Но мы сказали “эволюционировать” — и, по-видимому, в этой оговорке тоже есть своей смысл (хотя это и большой теоретический грех использовать для объяснения исторических процессов термины и понятия естественного отбора). Но если и пользоваться терминологией эволюционистской теории, то много правильней было бы обратиться к идеям Ламарка, нежели к основоположениям дарвинизма. Ведь (вспомним основные постулаты дарвиновской теории) эволюционный процесс — начало, в принципе ненаправленное. А разве не оскорбительно для целой нации осознавать себя влекомой Бог весть куда какой-то ненаправленной стихией. Разве не оскорбительно для целой нации сознавать, что гекатомбы и гекатомбы были принесены в жертву неизвестно какому божеству.
Может быть и поэтому людская молва — и историческая традиция — наделяла Петра нечеловеческими свойствами: Антихрист — это ведь тоже про него, про него сказано. Человек имеет право знать, во имя чего жертвуют им. А если уж и этого права его лишают, то хотя бы тешить себя иллюзией того, что принесенные им жертвы были не напрасны, были нужны, имели хоть какой-то смысл, пусть даже и сокрытый от большинства, но доступный гению.

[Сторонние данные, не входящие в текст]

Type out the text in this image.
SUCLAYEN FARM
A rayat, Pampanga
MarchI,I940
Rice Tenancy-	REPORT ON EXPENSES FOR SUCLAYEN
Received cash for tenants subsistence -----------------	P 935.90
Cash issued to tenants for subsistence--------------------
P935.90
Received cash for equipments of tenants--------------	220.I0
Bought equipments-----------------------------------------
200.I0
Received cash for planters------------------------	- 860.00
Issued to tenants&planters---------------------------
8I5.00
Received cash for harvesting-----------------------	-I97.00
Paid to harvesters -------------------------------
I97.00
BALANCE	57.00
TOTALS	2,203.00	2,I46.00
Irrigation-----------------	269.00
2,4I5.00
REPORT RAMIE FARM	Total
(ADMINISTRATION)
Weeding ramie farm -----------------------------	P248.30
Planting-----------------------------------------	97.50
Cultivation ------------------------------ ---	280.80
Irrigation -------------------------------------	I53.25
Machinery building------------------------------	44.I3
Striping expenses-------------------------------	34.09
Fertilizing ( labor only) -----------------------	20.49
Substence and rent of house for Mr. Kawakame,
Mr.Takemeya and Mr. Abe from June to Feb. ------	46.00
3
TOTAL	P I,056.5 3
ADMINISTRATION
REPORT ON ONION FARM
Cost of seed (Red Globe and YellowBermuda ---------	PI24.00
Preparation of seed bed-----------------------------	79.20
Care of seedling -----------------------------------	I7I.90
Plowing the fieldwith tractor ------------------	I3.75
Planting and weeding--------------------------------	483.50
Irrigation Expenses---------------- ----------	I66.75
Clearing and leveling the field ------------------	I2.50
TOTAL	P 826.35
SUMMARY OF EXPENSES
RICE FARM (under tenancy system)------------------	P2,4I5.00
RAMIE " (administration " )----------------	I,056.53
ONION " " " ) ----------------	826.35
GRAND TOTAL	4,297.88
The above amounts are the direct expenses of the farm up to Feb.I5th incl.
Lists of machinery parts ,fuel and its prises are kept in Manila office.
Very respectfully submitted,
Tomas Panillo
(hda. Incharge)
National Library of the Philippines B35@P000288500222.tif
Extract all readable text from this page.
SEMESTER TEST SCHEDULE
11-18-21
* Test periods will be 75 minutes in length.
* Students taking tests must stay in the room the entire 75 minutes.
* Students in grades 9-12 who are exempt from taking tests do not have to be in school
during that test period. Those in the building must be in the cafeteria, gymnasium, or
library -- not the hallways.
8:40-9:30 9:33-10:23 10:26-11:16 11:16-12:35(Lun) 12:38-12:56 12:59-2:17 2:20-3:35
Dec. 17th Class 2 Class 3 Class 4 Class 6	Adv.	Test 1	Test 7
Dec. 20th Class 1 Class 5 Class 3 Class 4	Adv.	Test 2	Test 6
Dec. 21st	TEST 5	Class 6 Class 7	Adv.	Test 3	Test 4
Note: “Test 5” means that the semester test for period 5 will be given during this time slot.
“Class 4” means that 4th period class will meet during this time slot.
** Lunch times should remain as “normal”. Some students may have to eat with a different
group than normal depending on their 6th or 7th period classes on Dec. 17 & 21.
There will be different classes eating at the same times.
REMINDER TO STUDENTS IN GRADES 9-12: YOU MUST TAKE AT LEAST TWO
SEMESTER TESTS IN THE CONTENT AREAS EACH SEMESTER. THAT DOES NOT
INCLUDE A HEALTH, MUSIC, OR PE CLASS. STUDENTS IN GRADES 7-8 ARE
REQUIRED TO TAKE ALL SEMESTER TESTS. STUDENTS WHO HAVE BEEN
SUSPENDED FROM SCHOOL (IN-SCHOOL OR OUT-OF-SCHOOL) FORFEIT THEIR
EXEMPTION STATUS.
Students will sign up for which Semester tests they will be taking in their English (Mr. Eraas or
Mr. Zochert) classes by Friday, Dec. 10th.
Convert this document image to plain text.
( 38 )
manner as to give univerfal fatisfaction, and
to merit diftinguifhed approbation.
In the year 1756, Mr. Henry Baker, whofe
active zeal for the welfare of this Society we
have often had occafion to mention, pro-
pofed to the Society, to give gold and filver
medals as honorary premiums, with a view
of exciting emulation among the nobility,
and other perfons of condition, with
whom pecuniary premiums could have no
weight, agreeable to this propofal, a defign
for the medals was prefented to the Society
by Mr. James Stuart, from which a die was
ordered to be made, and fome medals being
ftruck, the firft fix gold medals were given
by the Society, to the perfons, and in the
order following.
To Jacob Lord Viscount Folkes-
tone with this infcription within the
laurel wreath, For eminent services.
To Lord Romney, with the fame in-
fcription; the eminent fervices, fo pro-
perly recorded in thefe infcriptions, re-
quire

На протяжении всего петровского царствования русский человек был начисто лишен этого права знать. В самом деле, химеры миропомазанного вымысла могли существовать как реальность только для самого Петра. И может быть это род своеобразной психологической защиты подданного — наделять венценосного узурпатора какими-то сверхчеловеческими качествами. Если уж и не дано знать достоверно, то хотя бы утешить себя сознанием того, что смысл этот все-таки был! — просто он был слишком высок, чтобы его смог постичь конечный разум простого смертного.
Отсюда и пресловутое величие Петра, каким бы этическим знаком оно ни наделялось: знаком ли гения всех времен и народов, знаком ли Антихриста...
Именно здесь скрывается тайна (отнюдь не только!) петровского феномена. И понять ее можно лишь постигнув одну не простую истину: действительная история России первой четверти восемнадцатого века — это не процесс последовательного воздвижения того величественного пьедестала, на который всю свою жизнь карабкался мечтающий о лаврах императора Петр, но история скрытого от взгляда исследователя приспособления миллионов и миллионов подданных к стихии царского честолюбия, история простого их выживания в условиях обрушившейся на Россию чумы петровских начинаний. Важно понять: рождение той новой России, которая вдруг явилась миру, властно заявив о своих правах на равное участие в европейских делах уже на полях Семилетней войны,— это не результат какой-то направленной инициативы проникшего в тайны исторических судеб титана, но простая стихийно складывающаяся результирующая слепого приспособительного процесса.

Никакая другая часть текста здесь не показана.